彼の連合での昇進から味を占めて漢の平穏を乱す袁家とは違い、曹操殿は“悪辣なる逆臣董卓”から帝を御救いになり、同じく劉の血筋である劉玄徳殿をも助けたというのに!」
茶番を……と華琳が思ったと同時に、何かを握りしめる音が聞こえた。視線を向けると霞の両の拳が震えていた。瞳に色濃く表れるのは怒り……では無く悲壮。
仲の良かったはずの主を、陳宮は政治的立場上の理由で貶めた。華雄がそういった挑発に乗って死んだ事を知っているはずなのに、自らを嫌悪していた敵と同じに堕としてまで、今の主の利を優先していた。

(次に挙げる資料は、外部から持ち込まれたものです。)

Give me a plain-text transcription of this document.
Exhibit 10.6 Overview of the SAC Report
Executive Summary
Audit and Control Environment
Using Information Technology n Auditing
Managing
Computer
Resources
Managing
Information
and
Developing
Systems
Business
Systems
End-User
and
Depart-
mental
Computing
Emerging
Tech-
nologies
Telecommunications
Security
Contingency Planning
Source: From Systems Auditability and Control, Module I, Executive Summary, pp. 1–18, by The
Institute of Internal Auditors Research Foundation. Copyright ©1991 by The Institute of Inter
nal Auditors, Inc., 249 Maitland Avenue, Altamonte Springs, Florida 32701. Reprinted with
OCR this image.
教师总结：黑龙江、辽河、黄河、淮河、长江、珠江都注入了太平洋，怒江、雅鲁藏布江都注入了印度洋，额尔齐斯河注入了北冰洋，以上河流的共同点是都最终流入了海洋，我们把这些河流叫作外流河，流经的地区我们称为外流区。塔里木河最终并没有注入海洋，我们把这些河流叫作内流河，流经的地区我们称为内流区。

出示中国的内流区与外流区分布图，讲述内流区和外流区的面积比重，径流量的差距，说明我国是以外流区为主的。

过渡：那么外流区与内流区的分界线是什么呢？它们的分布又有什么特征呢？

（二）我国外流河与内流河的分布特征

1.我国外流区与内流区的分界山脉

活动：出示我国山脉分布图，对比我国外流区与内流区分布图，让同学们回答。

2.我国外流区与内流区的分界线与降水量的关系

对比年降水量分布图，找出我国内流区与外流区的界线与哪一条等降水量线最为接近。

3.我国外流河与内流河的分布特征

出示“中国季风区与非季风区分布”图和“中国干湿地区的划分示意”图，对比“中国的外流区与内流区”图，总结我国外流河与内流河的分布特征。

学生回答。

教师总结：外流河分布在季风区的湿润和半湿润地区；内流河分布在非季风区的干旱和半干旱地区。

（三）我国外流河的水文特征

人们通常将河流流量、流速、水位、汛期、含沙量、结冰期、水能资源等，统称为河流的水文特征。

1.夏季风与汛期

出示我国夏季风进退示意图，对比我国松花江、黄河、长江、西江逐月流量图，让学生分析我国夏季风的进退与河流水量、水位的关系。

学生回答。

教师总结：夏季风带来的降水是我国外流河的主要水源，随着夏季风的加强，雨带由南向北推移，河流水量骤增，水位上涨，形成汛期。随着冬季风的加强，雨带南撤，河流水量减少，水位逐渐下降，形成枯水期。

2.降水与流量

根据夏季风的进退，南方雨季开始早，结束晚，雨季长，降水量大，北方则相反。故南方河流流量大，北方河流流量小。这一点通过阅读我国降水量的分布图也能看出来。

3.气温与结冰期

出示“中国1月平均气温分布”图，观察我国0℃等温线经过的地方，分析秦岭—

ああ……と霞は心で慟哭を上げる。聡い霞が分からぬはずも無い。
陳宮の怨嗟はそれほどまでに深く、優しかったはずの彼女を変えてしまったのだと。自分をも傷つける諸刃の剣の如き鋭さを持たせるほど、歪めてしまったのだと。
陳宮が来る、と華琳から聞いていた。どのような事態となっても、何が起こっても口を出しも動きもするなと堅く言いつけられていた。
だから霞は……陳宮から発された言葉にも目を向けず、劉表のみを見据えて震えるだけに留めていた。
先の交渉の責で愛紗に激発した彼女は、もう二度と失態を侵すまいと自身を律する術を高めていた為に。月と詠に出会い、ねねと恋の事に予測を立てられたのも、理由の一つ。
――霞……見事よ。
霞への感情は一筋さえ表に出さず、華琳は心の内で褒めた。
月が生きている事はバレてはいけない。此処で欠片でも気付かせてはならない。民の風評は董卓憎しで埋まり、連合側に有利なように誘導されているのだから。